Diante do decreto de situação de emergência e calamidade pública no município, decorrente da pandemia de Covid-19, o governo do estado de São Paulo determinou o fechamento do comércio e todos os serviços não essenciais. Supermercados, hipermercados, padarias e açougues podem continuar abertos; já os bares, cafés e restaurantes devem permanecer fechados para o público, podendo funcionar por delivery. A decisão sobre a forma de trabalho, contudo, depende de acordo entre o patrão e o empregado – cuja assimetria de poder determina, na prática, uma decisão unilateral do empregador.
Reveja as duas primeiras histórias retratadas pela série:
+ UMA MÃE AFLITA NO PARQUE FERNANDA
+ UM PAI TENTANDO ALIMENTAR SEU FILHOS
QUANDO A QUARENTENA NÃO É UMA OPÇÃO
Hoje vamos contar a história de duas trabalhadoras, que vivem em regiões diferentes da cidade de São Paulo, mas ambas funcionárias de uma loja que vende chocolates na rua Pamplona (região da avenida Paulista). A primeira delas é a Nayara Rodrigues de Castro, 29 anos, casada com Rosimar e moradora de Itaim Paulista, zona Leste. A outra é a Paula Francine Rodrigues Silva, 34 anos, casada com Tiago, com quatro filhos – Fabrício, 18, Eduardo, 15, Gabriel, 12, e Daniel, 6, moradores do Jardim Vista Alegre, na zona Norte.
NAYARA (à esquerda): “Eu pego trem e metrô e venho andando da estação Trianon Masp até aqui [o seu local de trabalho]. Levo no mínimo uma hora, porque meu marido consegue me levar até a estação de trem mais próxima da minha casa. Aqui só paga a condução de um ônibus, mas não tenho de pegar e se tivesse demoraria quase duas horas. O metrô está mais vazio, sempre tem equipe de limpeza e dentro a maioria anda de máscara e luva. Eu não uso porque a empresa não fornece, a gente ganhou hoje de uma cliente, a máscara… e está sempre passando a mão e a maquininha [de pagamento] no álcool gel o tempo todo.
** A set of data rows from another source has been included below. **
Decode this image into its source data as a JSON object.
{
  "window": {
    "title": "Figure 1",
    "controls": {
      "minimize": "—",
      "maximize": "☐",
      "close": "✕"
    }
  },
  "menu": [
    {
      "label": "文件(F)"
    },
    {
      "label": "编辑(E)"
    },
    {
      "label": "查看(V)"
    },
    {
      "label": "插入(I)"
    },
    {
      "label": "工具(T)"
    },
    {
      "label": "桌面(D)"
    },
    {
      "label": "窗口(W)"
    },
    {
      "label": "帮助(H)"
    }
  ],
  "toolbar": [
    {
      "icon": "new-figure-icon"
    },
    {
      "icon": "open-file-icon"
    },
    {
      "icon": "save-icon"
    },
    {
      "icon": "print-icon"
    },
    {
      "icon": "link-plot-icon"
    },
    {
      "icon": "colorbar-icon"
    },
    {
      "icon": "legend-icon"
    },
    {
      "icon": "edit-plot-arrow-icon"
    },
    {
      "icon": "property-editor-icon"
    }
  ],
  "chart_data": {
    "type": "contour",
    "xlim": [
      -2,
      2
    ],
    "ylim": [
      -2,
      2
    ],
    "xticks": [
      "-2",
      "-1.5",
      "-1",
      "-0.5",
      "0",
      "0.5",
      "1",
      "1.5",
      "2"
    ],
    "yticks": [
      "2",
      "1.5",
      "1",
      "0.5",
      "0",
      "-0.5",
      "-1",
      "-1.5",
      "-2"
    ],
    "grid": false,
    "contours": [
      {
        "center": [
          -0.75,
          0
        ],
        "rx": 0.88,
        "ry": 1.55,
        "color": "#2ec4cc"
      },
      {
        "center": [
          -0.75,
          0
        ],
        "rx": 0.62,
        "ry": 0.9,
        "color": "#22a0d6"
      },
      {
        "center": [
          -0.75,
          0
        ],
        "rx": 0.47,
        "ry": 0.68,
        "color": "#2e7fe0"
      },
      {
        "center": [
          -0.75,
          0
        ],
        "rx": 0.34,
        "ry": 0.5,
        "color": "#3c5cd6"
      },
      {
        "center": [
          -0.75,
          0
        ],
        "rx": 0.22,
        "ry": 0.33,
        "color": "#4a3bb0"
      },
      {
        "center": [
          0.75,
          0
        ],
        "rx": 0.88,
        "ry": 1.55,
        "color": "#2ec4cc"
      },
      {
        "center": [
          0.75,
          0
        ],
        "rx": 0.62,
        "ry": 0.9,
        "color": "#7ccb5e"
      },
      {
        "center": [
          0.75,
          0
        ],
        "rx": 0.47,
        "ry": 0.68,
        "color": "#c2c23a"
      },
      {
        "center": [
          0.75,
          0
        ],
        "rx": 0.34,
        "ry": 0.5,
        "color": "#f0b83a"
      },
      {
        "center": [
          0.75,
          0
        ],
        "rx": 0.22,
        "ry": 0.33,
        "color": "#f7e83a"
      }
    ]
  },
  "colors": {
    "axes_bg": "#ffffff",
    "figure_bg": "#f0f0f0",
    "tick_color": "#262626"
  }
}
A loja está meio aberta, hoje a gente já ia fechar [2 de abril, por volta das 19h, dia da entrevista] mas o dono passou aqui e falou que não era para fechar que ele tinha mais entrega para fazer e era pra gente esperar. A gente fica aberto mas de certa forma corre até um risco, porque é a única loja aberta aqui… O dono tem mais cinco lojas e não passa todo dia aqui, hoje passou porque tinha entrega.
Eu abro a loja e tenho muito medo de ficar doente. Moro sozinha com meu marido e ele está trabalhando também, em oficina mecânica, não fecharam. Meu tio trabalha em hospital, na parte de limpeza, no [Hospital do] Graac, e está doente… só que não foi confirmado porque os médicos não quiseram encaminhar, deu pneumonia e ele está em casa tomando medicamento.
Aí a gente ficou assim [com medo]… Porque tem de frequentar a casa dele também, meu tio e minha mãe moram juntos. Ela toma todos os cuidados, né, mas já tem 59 anos. Pelo menos fiquei com trabalho, a gente ficou afastada no começo, depois uns dias de férias em casa e retornamos de novo no dia 6 de abril.”
PAULA (à direita): “Eu pego três ônibus, um até o terminal Cachoeirinha, do terminal até o Limão e do Limão para cá. Com menos trânsito dá uma hora e pouco. Moro com esposo e quatro filhos e quando eu chego em casa passo direto pro banheiro, mesmo porque meu filho Gabriel tem asma e eu sou cardíaca, estou no grupo de risco…
Já vi equipe de limpeza no terminal Cachoeirinha, quando a gente entra no ônibus a equipe acabou de sair. Meu marido foi dispensado, trabalhava em obra, registrado, está de aviso prévio mas ainda ia fazer seis meses, não sabemos se dá tempo para pedir o seguro-desemprego.
Ninguém está indo para a escola, meu filho do meio ia tentar ontem, não estava conseguindo [fazer as aulas online]… aí a gente viu uma reportagem ensinando a tentar de novo, mas não estava conseguindo acesso. E também não recebi nenhum material didático do mais novo, que está na creche. Disseram que iam mandar material pedagógico mas não veio.”